La Red Sísmica Canaria reporta 337 terremotos de baja magnitud en la última semana, la mayoría en Tenerife.
La Red Sísmica Canaria ha registrado un total de 337 terremotos de baja magnitud entre el 27 de febrero y el 6 de marzo de 2026. El valor máximo de estos terremotos fue de 2,4 y estuvo relacionado con un evento ocurrido entre las islas de Tenerife y Gran Canaria el 2 de marzo de 2026.
Estos datos fueron proporcionados por el Instituto Volcanológico de Canarias (INVOLCAN) en su último informe ‘Guayota-Canarias’. Según este informe, la actividad sísmica se concentró principalmente en las islas de Tenerife, Gran Canaria, El Hierro y La Palma.

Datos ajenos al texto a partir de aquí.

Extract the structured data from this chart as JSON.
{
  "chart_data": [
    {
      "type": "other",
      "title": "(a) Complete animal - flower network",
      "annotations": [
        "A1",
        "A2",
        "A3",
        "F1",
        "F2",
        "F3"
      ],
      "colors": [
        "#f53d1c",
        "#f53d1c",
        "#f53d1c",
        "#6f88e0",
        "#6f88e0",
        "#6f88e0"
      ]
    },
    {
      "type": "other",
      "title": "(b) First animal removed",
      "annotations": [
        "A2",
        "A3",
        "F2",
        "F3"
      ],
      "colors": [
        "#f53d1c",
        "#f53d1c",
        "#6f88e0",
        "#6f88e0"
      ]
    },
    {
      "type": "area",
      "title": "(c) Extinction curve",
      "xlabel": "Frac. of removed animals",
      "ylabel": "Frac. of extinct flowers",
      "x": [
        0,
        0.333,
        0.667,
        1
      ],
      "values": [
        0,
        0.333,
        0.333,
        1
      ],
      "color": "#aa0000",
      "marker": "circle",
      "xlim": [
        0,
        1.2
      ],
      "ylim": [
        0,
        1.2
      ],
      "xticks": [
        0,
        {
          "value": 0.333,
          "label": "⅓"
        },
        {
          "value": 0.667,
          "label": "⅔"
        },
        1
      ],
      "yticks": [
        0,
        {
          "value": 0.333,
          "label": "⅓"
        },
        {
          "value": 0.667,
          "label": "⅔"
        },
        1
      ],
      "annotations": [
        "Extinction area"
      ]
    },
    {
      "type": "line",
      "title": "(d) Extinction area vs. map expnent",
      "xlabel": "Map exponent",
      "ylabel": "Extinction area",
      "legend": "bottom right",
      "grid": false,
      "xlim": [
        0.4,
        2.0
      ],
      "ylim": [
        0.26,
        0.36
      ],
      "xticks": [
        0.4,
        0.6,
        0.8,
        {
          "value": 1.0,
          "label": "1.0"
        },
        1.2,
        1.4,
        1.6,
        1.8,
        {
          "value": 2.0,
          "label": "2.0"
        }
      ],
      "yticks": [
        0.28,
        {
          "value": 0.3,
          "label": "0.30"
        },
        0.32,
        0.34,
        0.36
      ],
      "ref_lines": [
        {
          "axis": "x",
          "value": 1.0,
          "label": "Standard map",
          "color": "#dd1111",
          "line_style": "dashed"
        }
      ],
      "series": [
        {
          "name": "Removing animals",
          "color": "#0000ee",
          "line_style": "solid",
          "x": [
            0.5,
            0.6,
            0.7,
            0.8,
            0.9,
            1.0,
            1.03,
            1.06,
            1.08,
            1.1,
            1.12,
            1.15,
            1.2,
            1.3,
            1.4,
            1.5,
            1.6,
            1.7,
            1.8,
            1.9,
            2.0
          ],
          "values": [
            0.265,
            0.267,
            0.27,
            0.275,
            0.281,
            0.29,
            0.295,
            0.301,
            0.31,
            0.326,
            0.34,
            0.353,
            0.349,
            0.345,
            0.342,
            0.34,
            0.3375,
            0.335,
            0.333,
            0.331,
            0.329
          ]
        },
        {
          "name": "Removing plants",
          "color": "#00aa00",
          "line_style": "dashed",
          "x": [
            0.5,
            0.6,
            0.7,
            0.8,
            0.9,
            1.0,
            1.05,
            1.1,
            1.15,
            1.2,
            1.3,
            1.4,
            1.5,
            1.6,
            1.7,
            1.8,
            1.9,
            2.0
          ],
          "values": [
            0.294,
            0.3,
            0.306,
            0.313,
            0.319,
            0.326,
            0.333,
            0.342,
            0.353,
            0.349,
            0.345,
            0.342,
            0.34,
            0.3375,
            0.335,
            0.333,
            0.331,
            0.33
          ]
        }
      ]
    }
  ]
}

Actualmente, los semáforos volcánicos de Tenerife, El Hierro, Lanzarote y Gran Canaria se encuentran en posición ‘Verde’, lo que indica que no hay riesgo inminente de erupción y que los residentes y visitantes pueden llevar a cabo sus actividades con normalidad. Sin embargo, en La Palma, donde la erupción volcánica finalizó hace más de tres años, los parámetros geofísicos y geoquímicos aún no han vuelto a la normalidad, y el semáforo volcánico se mantiene en posición ‘Amarillo’.
La Red Geoquímica Canaria señala que se han registrado emisiones anómalas de dióxido de carbono en algunas zonas, como en Tenerife, donde se ha observado un proceso de presurización del sistema volcánico-hidrotermal desde 2016.

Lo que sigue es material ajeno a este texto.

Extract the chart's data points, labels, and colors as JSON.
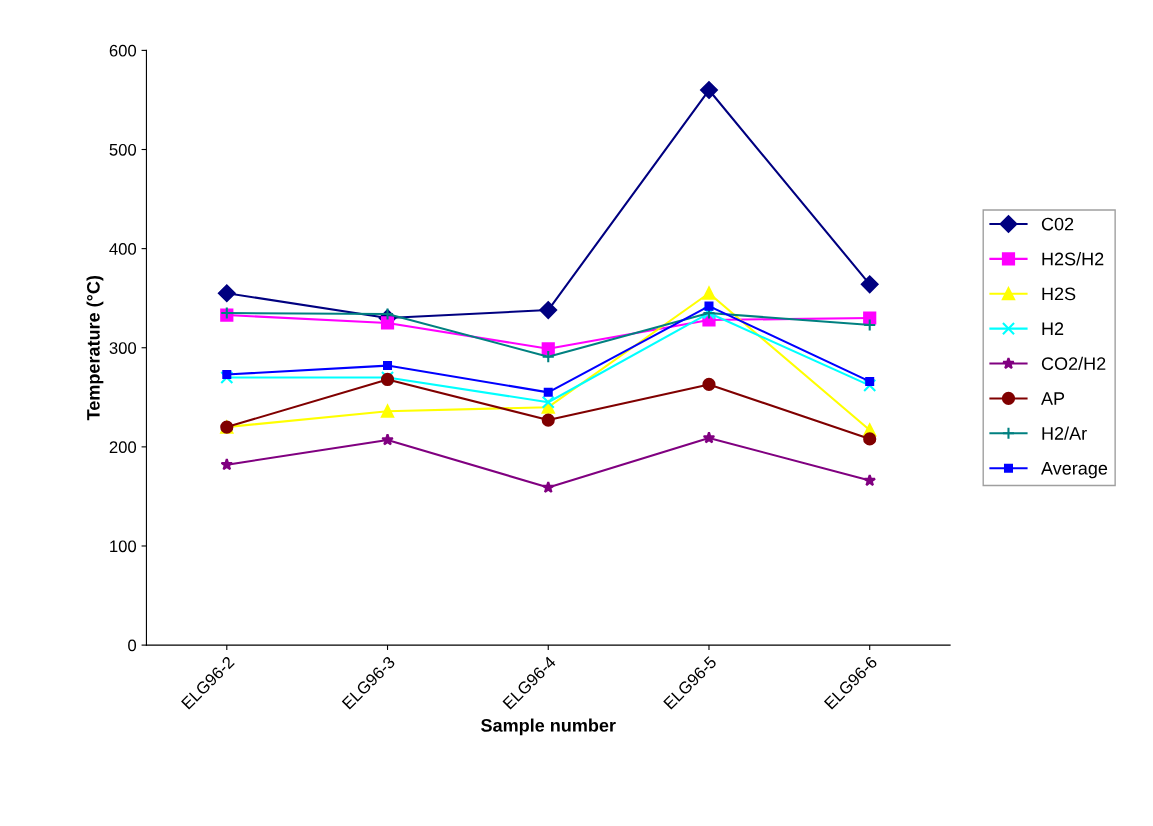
{
  "chart_data": {
    "type": "line",
    "xlabel": "Sample number",
    "ylabel": "Temperature (°C)",
    "categories": [
      "ELG96-2",
      "ELG96-3",
      "ELG96-4",
      "ELG96-5",
      "ELG96-6"
    ],
    "ylim": [
      0,
      600
    ],
    "yticks": [
      0,
      100,
      200,
      300,
      400,
      500,
      600
    ],
    "grid": false,
    "legend": "right",
    "series": [
      {
        "name": "C02",
        "color": "#000080",
        "marker": "diamond",
        "values": [
          355,
          330,
          338,
          560,
          364
        ]
      },
      {
        "name": "H2S/H2",
        "color": "#ff00ff",
        "marker": "square",
        "values": [
          333,
          325,
          299,
          328,
          330
        ]
      },
      {
        "name": "H2S",
        "color": "#ffff00",
        "marker": "triangle",
        "values": [
          220,
          236,
          240,
          355,
          217
        ]
      },
      {
        "name": "H2",
        "color": "#00ffff",
        "marker": "cross",
        "values": [
          270,
          270,
          245,
          335,
          262
        ]
      },
      {
        "name": "CO2/H2",
        "color": "#800080",
        "marker": "star",
        "values": [
          182,
          207,
          159,
          209,
          166
        ]
      },
      {
        "name": "AP",
        "color": "#800000",
        "marker": "circle",
        "values": [
          220,
          268,
          227,
          263,
          208
        ]
      },
      {
        "name": "H2/Ar",
        "color": "#008080",
        "marker": "plus",
        "values": [
          335,
          334,
          291,
          335,
          323
        ]
      },
      {
        "name": "Average",
        "color": "#0000ff",
        "marker": "square",
        "values": [
          273,
          282,
          255,
          342,
          266
        ]
      }
    ]
  }
}
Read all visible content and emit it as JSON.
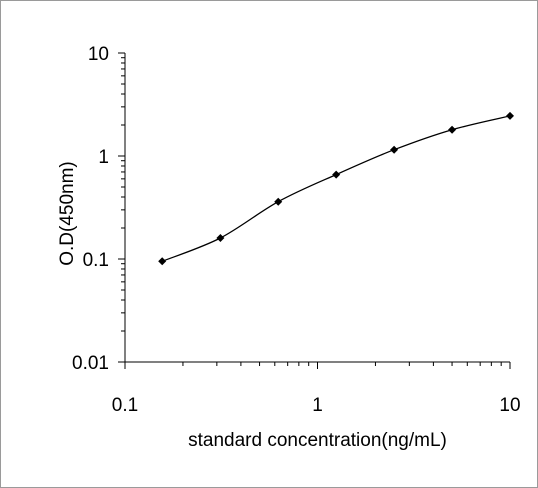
{
  "chart_data": {
    "type": "line",
    "title": "",
    "xlabel": "standard concentration(ng/mL)",
    "ylabel": "O.D(450nm)",
    "x_scale": "log",
    "y_scale": "log",
    "xlim": [
      0.1,
      10
    ],
    "ylim": [
      0.01,
      10
    ],
    "x_ticks": [
      "0.1",
      "1",
      "10"
    ],
    "y_ticks": [
      "0.01",
      "0.1",
      "1",
      "10"
    ],
    "grid": false,
    "legend": "none",
    "marker": "diamond",
    "line_color": "#000000",
    "series": [
      {
        "x": [
          0.156,
          0.313,
          0.625,
          1.25,
          2.5,
          5,
          10
        ],
        "y": [
          0.095,
          0.16,
          0.36,
          0.66,
          1.15,
          1.8,
          2.45
        ]
      }
    ]
  }
}
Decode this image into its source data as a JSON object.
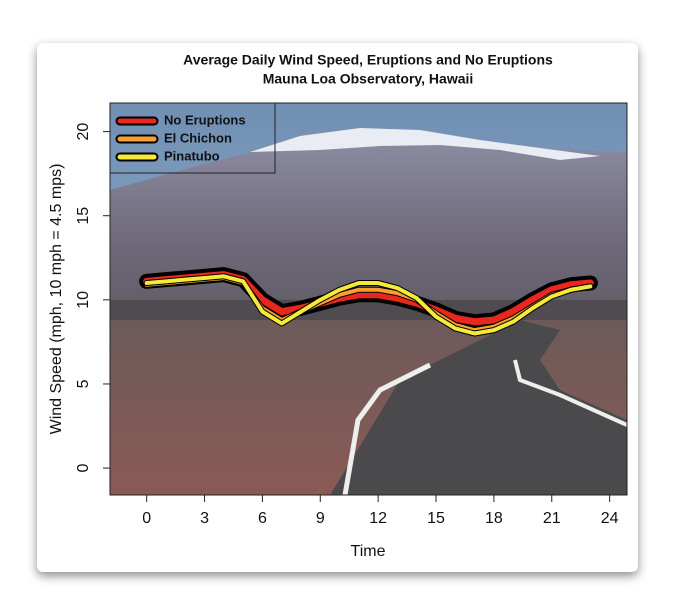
{
  "chart_data": {
    "type": "line",
    "title": "Average Daily Wind Speed, Eruptions and No Eruptions",
    "subtitle": "Mauna Loa Observatory, Hawaii",
    "x_label": "Time",
    "y_label": "Wind Speed (mph, 10 mph = 4.5 mps)",
    "x": [
      0,
      1,
      2,
      3,
      4,
      5,
      6,
      7,
      8,
      9,
      10,
      11,
      12,
      13,
      14,
      15,
      16,
      17,
      18,
      19,
      20,
      21,
      22,
      23
    ],
    "series": [
      {
        "name": "No Eruptions",
        "color": "#e8271f",
        "values": [
          11.1,
          11.2,
          11.3,
          11.4,
          11.5,
          11.2,
          10.0,
          9.3,
          9.5,
          9.8,
          10.1,
          10.3,
          10.3,
          10.1,
          9.8,
          9.4,
          8.9,
          8.7,
          8.8,
          9.3,
          10.0,
          10.6,
          10.9,
          11.0
        ]
      },
      {
        "name": "El Chichon",
        "color": "#f5a030",
        "values": [
          10.9,
          11.0,
          11.1,
          11.2,
          11.3,
          11.0,
          9.5,
          8.8,
          9.3,
          9.8,
          10.3,
          10.6,
          10.6,
          10.4,
          10.0,
          9.2,
          8.5,
          8.2,
          8.4,
          8.9,
          9.6,
          10.3,
          10.6,
          10.8
        ]
      },
      {
        "name": "Pinatubo",
        "color": "#f5ea3a",
        "values": [
          11.0,
          11.1,
          11.2,
          11.3,
          11.4,
          11.1,
          9.3,
          8.6,
          9.3,
          10.0,
          10.6,
          11.0,
          11.0,
          10.7,
          10.1,
          9.0,
          8.3,
          8.0,
          8.2,
          8.7,
          9.5,
          10.2,
          10.6,
          10.8
        ]
      }
    ],
    "xlim": [
      -1.9,
      24.9
    ],
    "xticks": [
      0,
      3,
      6,
      9,
      12,
      15,
      18,
      21,
      24
    ],
    "ylim": [
      -1.6,
      21.7
    ],
    "yticks": [
      0,
      5,
      10,
      15,
      20
    ],
    "legend": "topleft"
  }
}
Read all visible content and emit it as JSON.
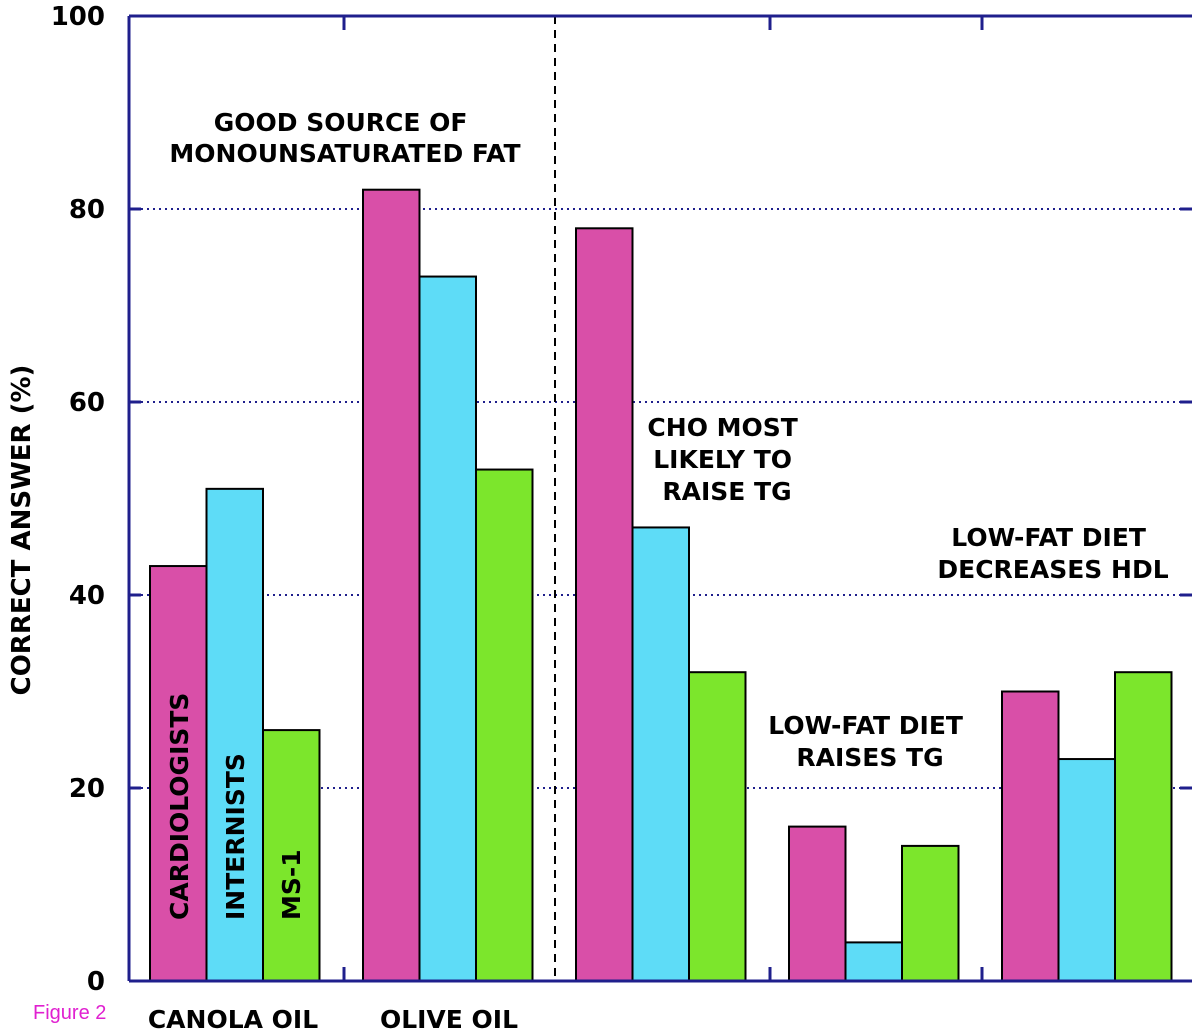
{
  "chart_data": {
    "type": "bar",
    "ylabel": "CORRECT ANSWER (%)",
    "ylim": [
      0,
      100
    ],
    "yticks": [
      "0",
      "20",
      "40",
      "60",
      "80",
      "100"
    ],
    "grid": "dotted horizontal at 20, 40, 60, 80",
    "categories": [
      "CANOLA OIL",
      "OLIVE OIL",
      "",
      "",
      ""
    ],
    "series": [
      {
        "name": "CARDIOLOGISTS",
        "color": "#d94fa8",
        "values": [
          43,
          82,
          78,
          16,
          30
        ]
      },
      {
        "name": "INTERNISTS",
        "color": "#5edcf7",
        "values": [
          51,
          73,
          47,
          4,
          23
        ]
      },
      {
        "name": "MS-1",
        "color": "#7ce62c",
        "values": [
          26,
          53,
          32,
          14,
          32
        ]
      }
    ],
    "annotations": [
      {
        "lines": [
          "GOOD SOURCE OF",
          "MONOUNSATURATED FAT"
        ]
      },
      {
        "lines": [
          "CHO MOST",
          "LIKELY TO",
          "RAISE TG"
        ]
      },
      {
        "lines": [
          "LOW-FAT DIET",
          "RAISES TG"
        ]
      },
      {
        "lines": [
          "LOW-FAT DIET",
          "DECREASES HDL"
        ]
      }
    ]
  },
  "figure_label": "Figure 2",
  "colors": {
    "axis": "#1f1f8c",
    "grid": "#1f1f8c",
    "figure_label": "#e020d0"
  }
}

En cuanto a la actividad tectónica, se han registrado terremotos a lo largo de fallas sísmicas activas en la región, como la que se encuentra entre Tenerife y Gran Canaria. A pesar de esto, no se han observado variaciones relevantes en la deformación del terreno en ninguna de las islas.
En la isla de Tenerife, el Instituto Geográfico Nacional ha detectado una actividad sismovolcánica leve en Las Cañadas del Teide, pero se mantiene la afirmación de que no hay un aumento significativo en el riesgo de erupción a corto o medio plazo. Se han registrado eventos híbridos en la zona, pero no se consideran suficientemente relacionados con enjambres sísmicos anteriores.
En resumen, a pesar de la actividad sísmica registrada en las Islas Canarias, las autoridades mantienen la vigilancia y monitoreo constante para garantizar la seguridad de los residentes y visitantes en la región.